Lawson’s misguided article was extracted from several sources which included the 2008 British Medical Journal debate by senior research fellow Brian McKinstry, and the opinion of Dr Max Pemberton, a 30-something NHS psychiatrist. He wrote in his Daily Mail column last year that “women doctors could bring the NHS to its knees” with the implication that women were wrong to expect a work-life balance in medicine. Lawson also quoted Dr. Heath, a ‘NHS veteran’ who stated, “Women doctors don’t like weekend rotas…This is one of the reasons Paediatric Units are failing”.

In a prompt rebuttal to Lawson’s sexist article, UK doctors launched the twitter response #likealadydoc. This campaign provided epigrammatic demonstrations of doctors in possession of ovaries doing great work within the NHS, with equally positive encouragement by their male colleagues.


Later in the week doctors around the world posted selfies wearing pink at work to celebrate the campaign with the icon #pinkwednesday.


So is the NHS being drowned in estrogen? It’s true that women are becoming an increasing percentage of the medical workforce in the UK. December 2015 data from the General Medical Council demonstrates that 45% of registered medical practitioners, 32% of Consultants and 51% of General Practitioners (GP) are female. Current trends indicate that in England, female doctors will become the majority at some point between 2017 and 2022.

Doctors By Gender

Female doctors are more likely to take maternity leave and more likely to return to work ‘Less than full time’ (LTFT) than their male colleagues. If you employ LTFT workers then naturally your department will need more doctors to staff the same whole time equivalent rota. So yes, overall, you will need to train and employ more doctors.

But this doesn’t sound like the cause of the NHS crisis to me. Surely it just takes a few sums for workforce planning and medical school admissions to make up for the fact that x percentage of your workforce are LTFT? If being female is a problem, why are half of NASA’s latest class of astronauts made up of women (including two mothers)?

The real crisis is unrelated to gender. Many of our NHS doctors are suffering from burn-out and ill health, leaving the NHS to work in Australasia, or leaving Medicine all together. Last year only 52% of junior doctors who finished their two-year foundation training after medical school chose to stay in the NHS to work towards becoming a GP or specialist doctor.

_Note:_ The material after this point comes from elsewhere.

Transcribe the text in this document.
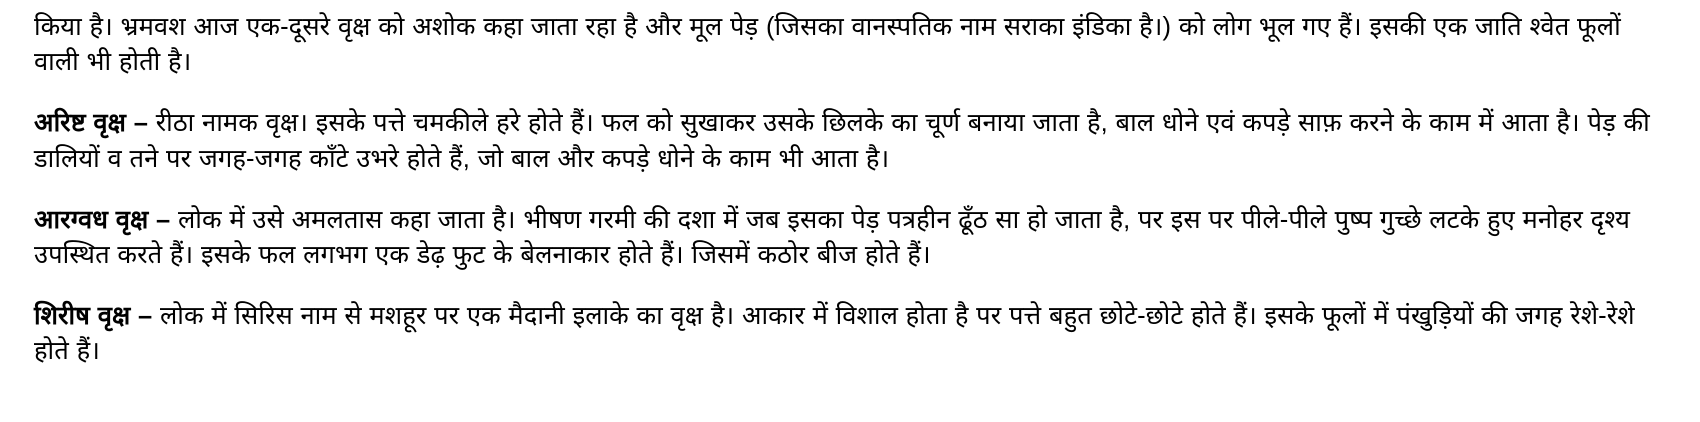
किया है। भ्रमवश आज एक-दूसरे वृक्ष को अशोक कहा जाता रहा है और मूल पेड़ (जिसका वानस्पतिक नाम सराका इंडिका है।) को लोग भूल गए हैं। इसकी एक जाति श्वेत फूलों वाली भी होती है।

अरिष्ट वृक्ष – रीठा नामक वृक्ष। इसके पत्ते चमकीले हरे होते हैं। फल को सुखाकर उसके छिलके का चूर्ण बनाया जाता है, बाल धोने एवं कपड़े साफ़ करने के काम में आता है। पेड़ की डालियों व तने पर जगह-जगह काँटे उभरे होते हैं, जो बाल और कपड़े धोने के काम भी आता है।

आरग्वध वृक्ष – लोक में उसे अमलतास कहा जाता है। भीषण गरमी की दशा में जब इसका पेड़ पत्रहीन ढूँठ सा हो जाता है, पर इस पर पीले-पीले पुष्प गुच्छे लटके हुए मनोहर दृश्य उपस्थित करते हैं। इसके फल लगभग एक डेढ़ फुट के बेलनाकार होते हैं। जिसमें कठोर बीज होते हैं।

शिरीष वृक्ष – लोक में सिरिस नाम से मशहूर पर एक मैदानी इलाके का वृक्ष है। आकार में विशाल होता है पर पत्ते बहुत छोटे-छोटे होते हैं। इसके फूलों में पंखुड़ियों की जगह रेशे-रेशे होते हैं।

If working LTFT can create a better work-life balance then the results will be improved staff retention, increased productivity, and care delivered to patients with greater enthusiasm and empathy.

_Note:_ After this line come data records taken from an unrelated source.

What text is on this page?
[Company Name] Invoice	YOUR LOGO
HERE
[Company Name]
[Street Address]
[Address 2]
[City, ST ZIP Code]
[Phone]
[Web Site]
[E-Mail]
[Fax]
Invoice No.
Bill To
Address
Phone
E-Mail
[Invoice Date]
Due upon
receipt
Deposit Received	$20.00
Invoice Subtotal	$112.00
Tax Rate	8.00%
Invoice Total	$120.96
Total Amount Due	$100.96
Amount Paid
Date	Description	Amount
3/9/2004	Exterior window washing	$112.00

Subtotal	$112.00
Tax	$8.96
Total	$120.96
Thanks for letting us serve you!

In fact, that working longer hours per week in the NHS results in a linear increase in productivity may be a flawed concept. Research suggests that over a certain threshold of hours per week, productivity actually falls as employees experience fatigue, plus there is an increased risk of errors, critical incidents and sickness. In different industries, organisations with a large share of part-time employees have been demonstrated to be more productive than those with a large share of full-time employees.

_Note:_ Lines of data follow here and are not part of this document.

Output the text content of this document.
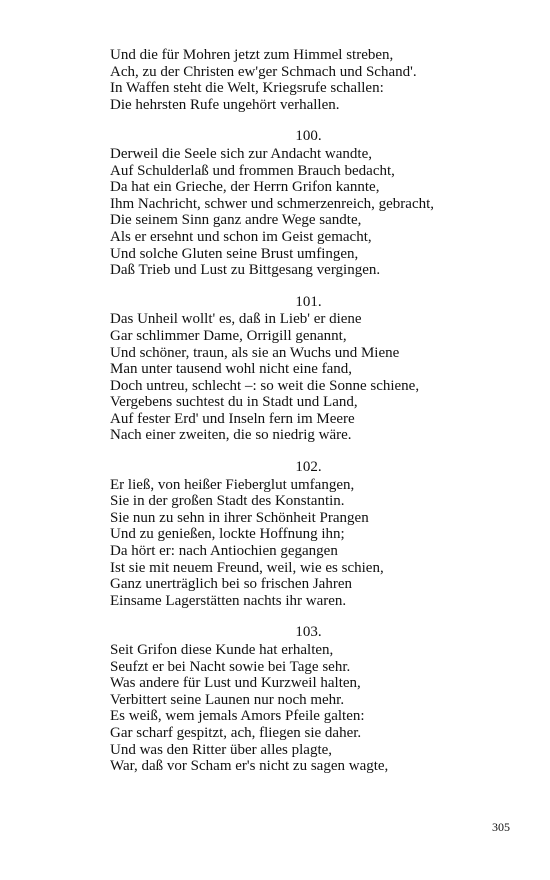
Und die für Mohren jetzt zum Himmel streben,

Ach, zu der Christen ew'ger Schmach und Schand'.

In Waffen steht die Welt, Kriegsrufe schallen:

Die hehrsten Rufe ungehört verhallen.

100.

Derweil die Seele sich zur Andacht wandte,

Auf Schulderlaß und frommen Brauch bedacht,

Da hat ein Grieche, der Herrn Grifon kannte,

Ihm Nachricht, schwer und schmerzenreich, gebracht,

Die seinem Sinn ganz andre Wege sandte,

Als er ersehnt und schon im Geist gemacht,

Und solche Gluten seine Brust umfingen,

Daß Trieb und Lust zu Bittgesang vergingen.

101.

Das Unheil wollt' es, daß in Lieb' er diene

Gar schlimmer Dame, Orrigill genannt,

Und schöner, traun, als sie an Wuchs und Miene

Man unter tausend wohl nicht eine fand,

Doch untreu, schlecht –: so weit die Sonne schiene,

Vergebens suchtest du in Stadt und Land,

Auf fester Erd' und Inseln fern im Meere

Nach einer zweiten, die so niedrig wäre.

102.

Er ließ, von heißer Fieberglut umfangen,

Sie in der großen Stadt des Konstantin.

Sie nun zu sehn in ihrer Schönheit Prangen

Und zu genießen, lockte Hoffnung ihn;

Da hört er: nach Antiochien gegangen

Ist sie mit neuem Freund, weil, wie es schien,

Ganz unerträglich bei so frischen Jahren

Einsame Lagerstätten nachts ihr waren.

103.

Seit Grifon diese Kunde hat erhalten,

Seufzt er bei Nacht sowie bei Tage sehr.

Was andere für Lust und Kurzweil halten,

Verbittert seine Launen nur noch mehr.

Es weiß, wem jemals Amors Pfeile galten:

Gar scharf gespitzt, ach, fliegen sie daher.

Und was den Ritter über alles plagte,

War, daß vor Scham er's nicht zu sagen wagte,

305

In 2015, 20% of LTFT training doctors were male and this figure is expected to rise as both acceptance of shared parental leave increases and the work-force look at ways to develop a more sustainable long-term career.

When complaining about the reduced hours worked by LTFT doctors, in many cases they are not far off the weekly 37.5 hours worked by the lay population. And it doesn’t take two part-time doctors to cover the work of one full-timer. Most LTFT Consultants in Emergency Medicine are working 70-80% of the hours of their full-time colleagues. Many of them work significantly over their paid hours to deliver in national committees, departmental lead roles, medical education, and research. LTFT job plans normally contain the same percentage of out of hours work as their full-time colleagues. In some cases, they may actually work the same number of anti-social hours or an increased frequency because they can be at work while their children are in bed.

Using another frequently cited argument against LTFT working there are few specialties where reduced hours working would impact on continuity of care for patients. In Emergency Medicine, when we finish our shift and leave work, our patients have already been discharged or handed over to inpatient admitting teams, and in-hospital specialty Consultants more commonly work in ‘teams’ with groups of individuals looking after the same patients to cover each other when on leave.

In summary, the NHS needs to develop more effective strategies of working LTFT. It’s not about women and the feminization of the NHS. Although I think Elizabeth Garrett Anderson, the first woman to receive a medical qualification in Britain in 1865, would be cheering.